Una canonización pone ante nuestros ojos la vida de un hombre o de una mujer que se que dejaron transformar por Dios. Porque detrás de cada santo hay, simplemente, radicalmente, un don y una respuesta.
El don es el de la gracia. Recibida en el bautismo, alimentada en la Eucaristía, rescatada en la Penitencia, la gracia transforma los corazones y permite el gran milagro de acoger a Dios en lo más íntimo de la propia existencia.
La respuesta es la que ofrece cada bautizado. Unos, por desgracia, lo hacemos con poco entusiasmo, con tibieza, con apatía. Otros, los santos, lo hacen intensamente, con alegría, con esperanza, con amor.
Detrás de cada santo brilla, por lo tanto, la acción salvadora de Cristo. El Hijo del Padre e Hijo del Hombre lava con su Sangre los pecados, invita a la conversión, propone un camino que pasa por la puerta estrecha que implica también la hora de la cruz.
Sólo quien acoge a Cristo puede salvarse, pues no hay otro nombre bajo el cielo que nos ofrezca el rescate verdadero (cf. Hch 4,12). Desde esa acogida empieza el proceso maravilloso que transforma los corazones, hasta el punto de que un santo ya no vive para sí mismo, sino que deja a Cristo vivir dentro de sí (cf. Gal 2,20).

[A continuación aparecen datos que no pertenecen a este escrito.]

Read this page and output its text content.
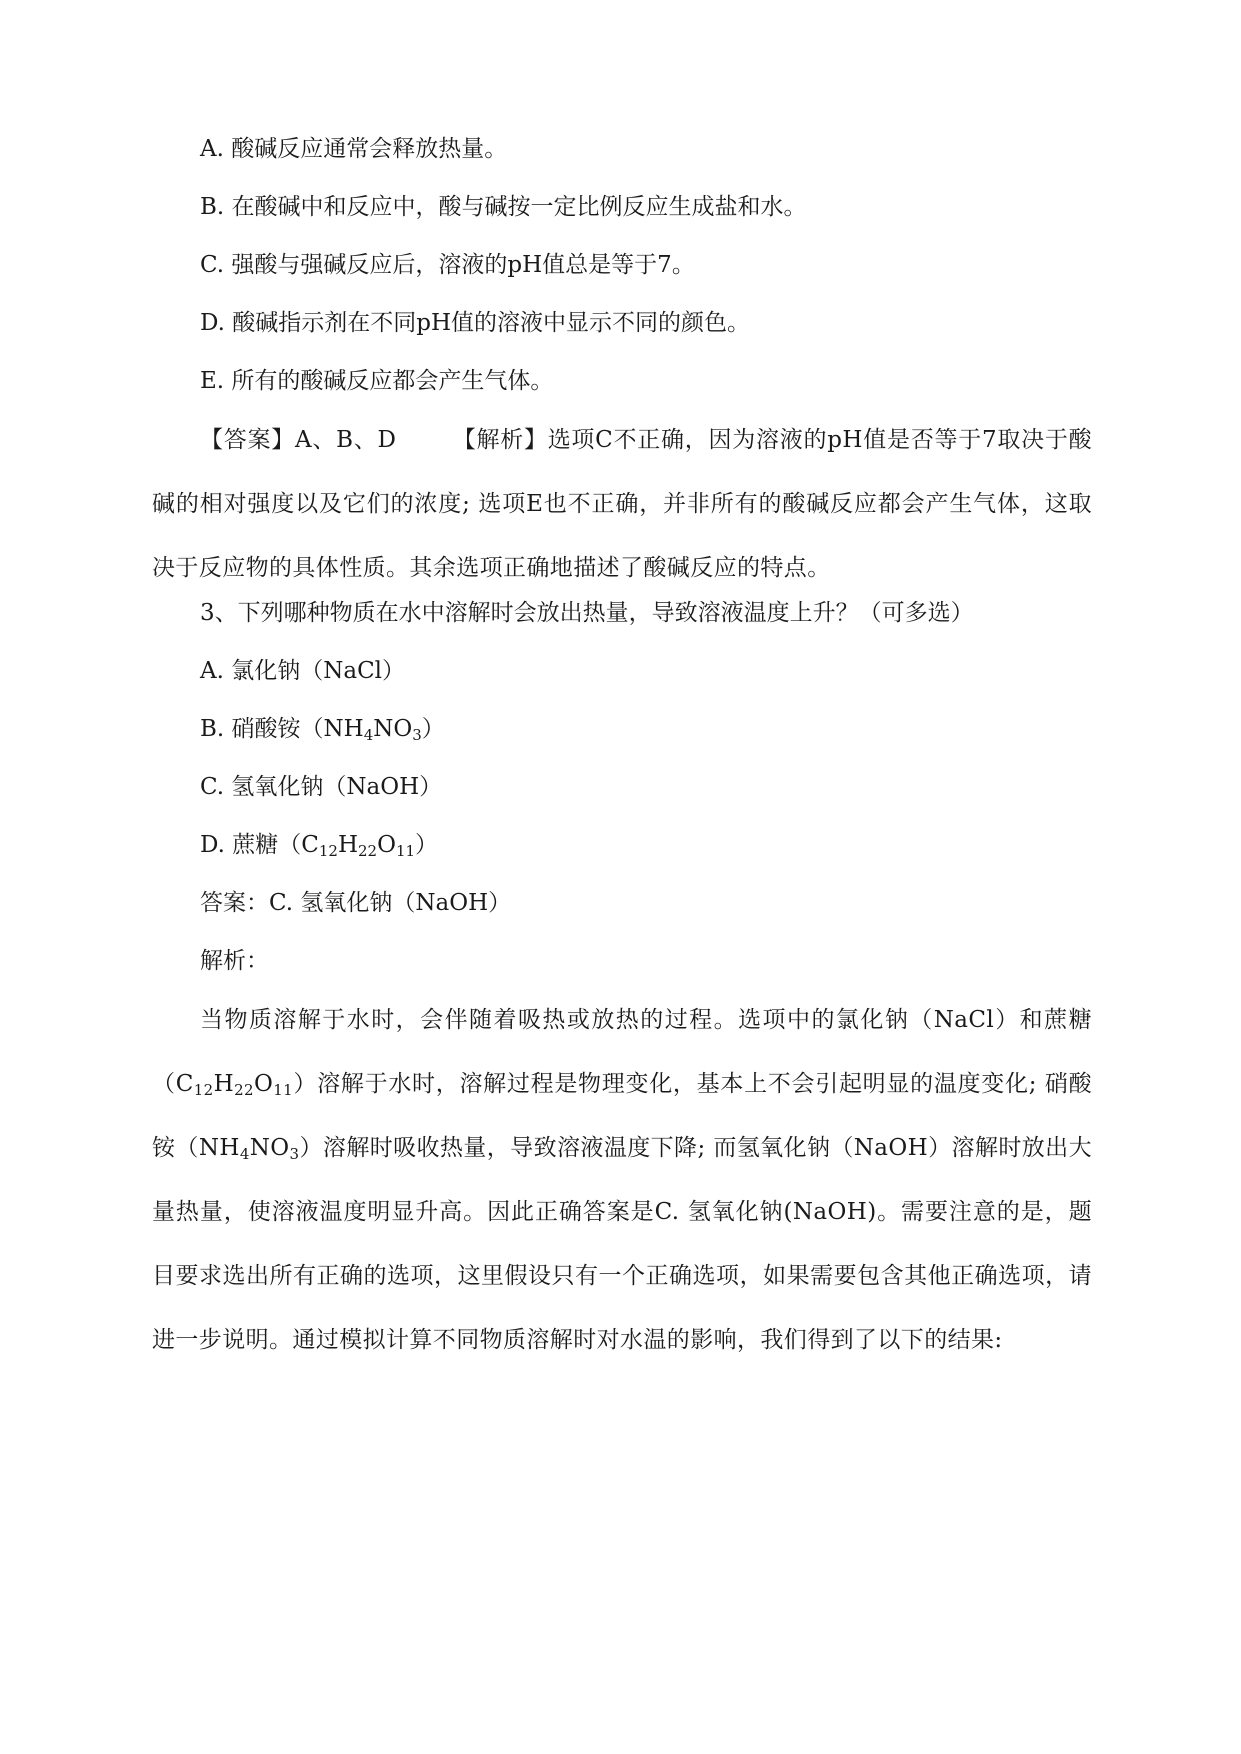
A. 酸碱反应通常会释放热量。
B. 在酸碱中和反应中，酸与碱按一定比例反应生成盐和水。
C. 强酸与强碱反应后，溶液的pH值总是等于7。
D. 酸碱指示剂在不同pH值的溶液中显示不同的颜色。
E. 所有的酸碱反应都会产生气体。
【答案】A、B、D 【解析】选项C不正确，因为溶液的pH值是否等于7取决于酸碱的相对强度以及它们的浓度; 选项E也不正确，并非所有的酸碱反应都会产生气体，这取决于反应物的具体性质。其余选项正确地描述了酸碱反应的特点。
3、下列哪种物质在水中溶解时会放出热量，导致溶液温度上升？（可多选）
A. 氯化钠（NaCl）
B. 硝酸铵$(NH_4NO_3)$
C. 氢氧化钠（NaOH）
D. 蔗糖$(C_{12}H_{22}O_{11})$
答案：C. 氢氧化钠（NaOH）
解析：
当物质溶解于水时，会伴随着吸热或放热的过程。选项中的氯化钠（NaCl）和蔗糖$(C_{12}H_{22}O_{11})$溶解于水时，溶解过程是物理变化，基本上不会引起明显的温度变化; 硝酸铵$(NH_4NO_3)$溶解时吸收热量，导致溶液温度下降; 而氢氧化钠（NaOH）溶解时放出大量热量，使溶液温度明显升高。因此正确答案是C. 氢氧化钠(NaOH)。需要注意的是，题目要求选出所有正确的选项，这里假设只有一个正确选项，如果需要包含其他正确选项，请进一步说明。通过模拟计算不同物质溶解时对水温的影响，我们得到了以下的结果:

Al contemplar la vida de cada santo, canonizado o sin canonizar, necesitamos tiempo para dar gracias a Dios por haber venido al mundo, por haber ofrecido su Amor, por habernos rescatado del pecado, por invitarnos a una vida nueva en el Espíritu.
Luego, llega el momento de poner la mano sobre el arado y empezar ese trabajo sencillo, humilde, confiado, de quien cree y espera, de quien opta por dedicar toda su vida a amar, sinceramente, a Dios y a los hermanos.